Although our focus with this study was to produce a method to report cancer data by coastal status, it is unclear whether this description would be applicable in other disease settings. We report a simple sensitivity analysis showing that our coastal variable captures a significant amount of residual variation in CHD diagnoses above our adjustment set as an illustration, but further exploration of other diseases was beyond the scope of this work. Understanding coastal variation in other diseases represents an interesting future direction for research. Additionally, future research should apply this work to understand the causal processes through which coastal inequalities materialise to ensure that any measure of coastal status is capturing the correct information.
Strengths and limitations
We employed LSOA-level cancer statistics derived from the NDRS databases, covering all of England over multiple years. This constitutes gold-standard cancer data at a very granular level, which is a major strength of this study. We also back-up our cancer-specific findings with corroboration of the usefulness of our candidate variable in a non-cancer setting, namely in the modelling of CHD, to illustrate the potential cross-disciplinary utility of our definition.
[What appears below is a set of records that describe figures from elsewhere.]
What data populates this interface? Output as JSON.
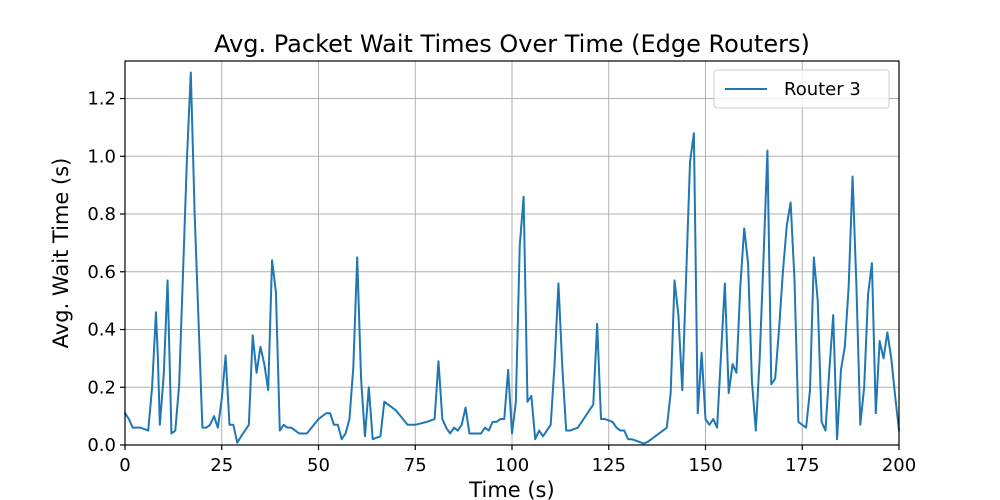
{
  "chart_data": {
    "type": "line",
    "title": "Avg. Packet Wait Times Over Time (Edge Routers)",
    "xlabel": "Time (s)",
    "ylabel": "Avg. Wait Time (s)",
    "xlim": [
      0,
      200
    ],
    "ylim": [
      0,
      1.33
    ],
    "xticks": [
      0,
      25,
      50,
      75,
      100,
      125,
      150,
      175,
      200
    ],
    "yticks": [
      0.0,
      0.2,
      0.4,
      0.6,
      0.8,
      1.0,
      1.2
    ],
    "xtick_labels": [
      "0",
      "25",
      "50",
      "75",
      "100",
      "125",
      "150",
      "175",
      "200"
    ],
    "ytick_labels": [
      "0.0",
      "0.2",
      "0.4",
      "0.6",
      "0.8",
      "1.0",
      "1.2"
    ],
    "grid": true,
    "legend_position": "top-right",
    "series": [
      {
        "name": "Router 3",
        "color": "#1f77b4",
        "x": [
          0,
          1,
          2,
          3,
          4,
          5,
          6,
          7,
          7.5,
          8,
          8.5,
          9,
          10,
          11,
          12,
          13,
          14,
          16,
          17,
          18,
          20,
          21,
          22,
          23,
          24,
          25,
          26,
          27,
          28,
          29,
          30,
          32,
          33,
          34,
          35,
          36,
          37,
          38,
          39,
          40,
          41,
          42,
          43,
          45,
          47,
          50,
          52,
          53,
          54,
          55,
          56,
          57,
          58,
          59,
          60,
          61,
          62,
          63,
          64,
          66,
          67,
          70,
          73,
          75,
          78,
          80,
          81,
          82,
          83,
          84,
          85,
          86,
          87,
          88,
          89,
          90,
          91,
          92,
          93,
          94,
          95,
          96,
          97,
          98,
          99,
          100,
          101,
          102,
          103,
          104,
          105,
          106,
          107,
          108,
          109,
          110,
          111,
          112,
          113,
          114,
          115,
          117,
          119,
          121,
          122,
          123,
          124,
          126,
          127,
          128,
          129,
          130,
          131,
          133,
          134,
          135,
          137,
          140,
          141,
          142,
          143,
          144,
          146,
          147,
          148,
          149,
          150,
          151,
          152,
          153,
          155,
          156,
          157,
          158,
          159,
          160,
          161,
          162,
          163,
          164,
          165,
          166,
          167,
          168,
          169,
          170,
          171,
          172,
          173,
          174,
          175,
          176,
          177,
          178,
          179,
          180,
          181,
          182,
          183,
          184,
          185,
          186,
          187,
          188,
          189,
          190,
          191,
          192,
          193,
          194,
          195,
          196,
          197,
          198,
          199,
          200
        ],
        "values": [
          0.11,
          0.09,
          0.06,
          0.06,
          0.06,
          0.055,
          0.05,
          0.2,
          0.33,
          0.46,
          0.3,
          0.07,
          0.24,
          0.57,
          0.04,
          0.05,
          0.21,
          0.99,
          1.29,
          0.8,
          0.06,
          0.06,
          0.07,
          0.1,
          0.06,
          0.16,
          0.31,
          0.07,
          0.07,
          0.008,
          0.03,
          0.07,
          0.38,
          0.25,
          0.34,
          0.28,
          0.19,
          0.64,
          0.53,
          0.05,
          0.07,
          0.06,
          0.06,
          0.04,
          0.04,
          0.09,
          0.11,
          0.11,
          0.07,
          0.07,
          0.02,
          0.04,
          0.09,
          0.27,
          0.65,
          0.23,
          0.03,
          0.2,
          0.02,
          0.03,
          0.15,
          0.12,
          0.07,
          0.07,
          0.08,
          0.09,
          0.29,
          0.09,
          0.06,
          0.04,
          0.06,
          0.05,
          0.07,
          0.13,
          0.04,
          0.04,
          0.04,
          0.04,
          0.06,
          0.05,
          0.08,
          0.08,
          0.09,
          0.09,
          0.26,
          0.04,
          0.15,
          0.69,
          0.86,
          0.15,
          0.17,
          0.02,
          0.05,
          0.03,
          0.05,
          0.07,
          0.28,
          0.56,
          0.27,
          0.05,
          0.05,
          0.06,
          0.1,
          0.14,
          0.42,
          0.09,
          0.09,
          0.08,
          0.06,
          0.05,
          0.05,
          0.02,
          0.02,
          0.01,
          0.005,
          0.01,
          0.03,
          0.06,
          0.18,
          0.57,
          0.45,
          0.19,
          0.98,
          1.08,
          0.11,
          0.32,
          0.09,
          0.07,
          0.09,
          0.06,
          0.56,
          0.18,
          0.28,
          0.25,
          0.55,
          0.75,
          0.63,
          0.22,
          0.05,
          0.3,
          0.65,
          1.02,
          0.21,
          0.23,
          0.4,
          0.6,
          0.76,
          0.84,
          0.57,
          0.08,
          0.07,
          0.06,
          0.19,
          0.65,
          0.5,
          0.08,
          0.05,
          0.26,
          0.45,
          0.02,
          0.26,
          0.34,
          0.55,
          0.93,
          0.55,
          0.07,
          0.2,
          0.52,
          0.63,
          0.11,
          0.36,
          0.3,
          0.39,
          0.3,
          0.17,
          0.05
        ]
      }
    ]
  }
}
The cancer data used in this study comprised the combined years 2016–2020 to obtain enough case numbers across all cancer metrics for statistical analysis, and to avoid most of the COVID-19 era data which may have differed meaningfully in its characteristics.27 Single-year analyses were beyond the scope of this study but given the relative stability of the presumed causal patterns at play, we feel that using this combined period was a valid approach.
Not all cancer types are associated with deprivation and demography in the same ways, for example, breast cancer incidence shows a seemingly paradoxical relationship with IMD.28 When considering the relationship of coastal geography with varied cancer metrics as we have done here, we cannot guarantee that the chosen variable would be the ‘best performing’ candidate for all cancer types. This cancer-specific work was beyond the scope of this study but given that the principal aim of this work was to derive a single, maximally ‘useful’ coastal variable, we posit that differences in results for specific cancers would be of academic interest only at this stage and would not alter our recommendations.
Our cancer and confounder datasets were not available for the 2021 boundary definitions of LSOAs at the time of writing, meaning that we could not revalidate our model using more recent data to match the 2021 boundary changes. This may limit uptake of their usage. To minimise this issue, we have included the 2021 LSOA codes and their ‘G_25_5’ coastal designation in our online supplemental file 3.2. These analyses will be updated following the release of the relevant datasets.